Remember: There were no documented fatalities or injuries at Three Mile Island either to workers or to people in the surrounding areas.

Several decades and two other catastrophic nuclear accidents that did cause deaths later, we’re back to looking at nuclear power as a viable energy alternative that wouldn’t be vulnerable to geopolitical instability. Russia and China currently lead the world in nuclear power, but the U.S. has the potential to reclaim that title.

The current situation between Russia and Ukraine, which has led to gasoline shooting past $4/gallon and fueled further inflation fears worldwide, is largely behind the current sentiment. Tesla and SpaceX CEO Elon Musk has urged Europe to explore the nuclear option, saying, “Hopefully, it is now extremely obvious that Europe should restart dormant nuclear power stations and increase power output of existing ones. This is critical to national and international security.”

Bill Gates and his company, Terra Power, are making one of the first advanced nuclear reactors in the U.S. “Nuclear power can be done in a way that none of those failures of the past would reoccur because just the physics of how it’s built,” Gates said.
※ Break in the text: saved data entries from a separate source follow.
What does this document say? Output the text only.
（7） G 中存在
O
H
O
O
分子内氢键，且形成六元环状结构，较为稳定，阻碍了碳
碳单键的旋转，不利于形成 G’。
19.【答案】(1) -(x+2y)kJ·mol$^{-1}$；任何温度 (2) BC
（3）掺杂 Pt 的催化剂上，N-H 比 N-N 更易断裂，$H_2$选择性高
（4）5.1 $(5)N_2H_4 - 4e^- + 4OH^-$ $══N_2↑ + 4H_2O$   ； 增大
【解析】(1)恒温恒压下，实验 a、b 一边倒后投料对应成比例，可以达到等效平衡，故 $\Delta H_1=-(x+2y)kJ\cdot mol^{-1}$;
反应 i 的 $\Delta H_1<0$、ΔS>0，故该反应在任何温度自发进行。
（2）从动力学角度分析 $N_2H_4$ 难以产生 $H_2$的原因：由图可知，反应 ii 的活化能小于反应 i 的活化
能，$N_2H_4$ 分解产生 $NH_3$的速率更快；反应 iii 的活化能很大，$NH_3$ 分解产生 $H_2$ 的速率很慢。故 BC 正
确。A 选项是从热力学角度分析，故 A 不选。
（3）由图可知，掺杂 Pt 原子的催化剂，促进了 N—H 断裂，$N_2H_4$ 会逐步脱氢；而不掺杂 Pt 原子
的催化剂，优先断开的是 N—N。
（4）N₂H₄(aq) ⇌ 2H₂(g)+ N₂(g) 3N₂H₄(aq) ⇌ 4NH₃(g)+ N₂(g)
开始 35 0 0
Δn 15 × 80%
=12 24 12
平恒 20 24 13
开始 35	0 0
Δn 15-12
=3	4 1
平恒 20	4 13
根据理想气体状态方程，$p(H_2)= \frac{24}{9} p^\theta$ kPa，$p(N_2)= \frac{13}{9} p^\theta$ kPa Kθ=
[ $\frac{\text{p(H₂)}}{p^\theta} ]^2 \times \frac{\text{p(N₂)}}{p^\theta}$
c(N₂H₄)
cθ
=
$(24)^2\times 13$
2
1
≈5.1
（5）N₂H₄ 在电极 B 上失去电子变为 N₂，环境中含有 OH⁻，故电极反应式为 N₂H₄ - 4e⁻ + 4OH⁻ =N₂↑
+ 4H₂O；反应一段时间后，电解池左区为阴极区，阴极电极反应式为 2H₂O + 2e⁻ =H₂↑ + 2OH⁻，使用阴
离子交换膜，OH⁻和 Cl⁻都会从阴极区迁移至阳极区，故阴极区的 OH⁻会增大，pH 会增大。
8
Currently, the U.S. gets about 20 percent of its power from renewables like solar and wind and another 20 percent from nuclear, leaving the remaining 60 percent generated by fossil fuels, which are more polluting and leave the country more vulnerable to geopolitical hiccups.

Experts say it’s not about completely eliminating the use of fossil fuels, but about increasing the use of carbon-free technology to make the U.S. less dependent on them.

When it comes to safety, the nuclear industry is the safest it’s ever been. Chernobyl and Fukushima were huge learning experiences, and what went wrong in those cases has been analyzed to the core. The U.S. partners with nuclear operators around the world to ensure the latest safety standards are implemented here.

John Kotek, senior vice president of the Nuclear Energy Institute, says, “It really has been smart state and federal policy that has gotten us where we are with wind and solar. Now let’s do it for the rest of the carbon-free technologies, including nuclear.”

There are currently 93 nuclear plants across the U.S. all working at full capacity to provide the 20 percent of U.S. power they make. That means the first move if we’re going to increase our reliance on nuclear power will be building more plants.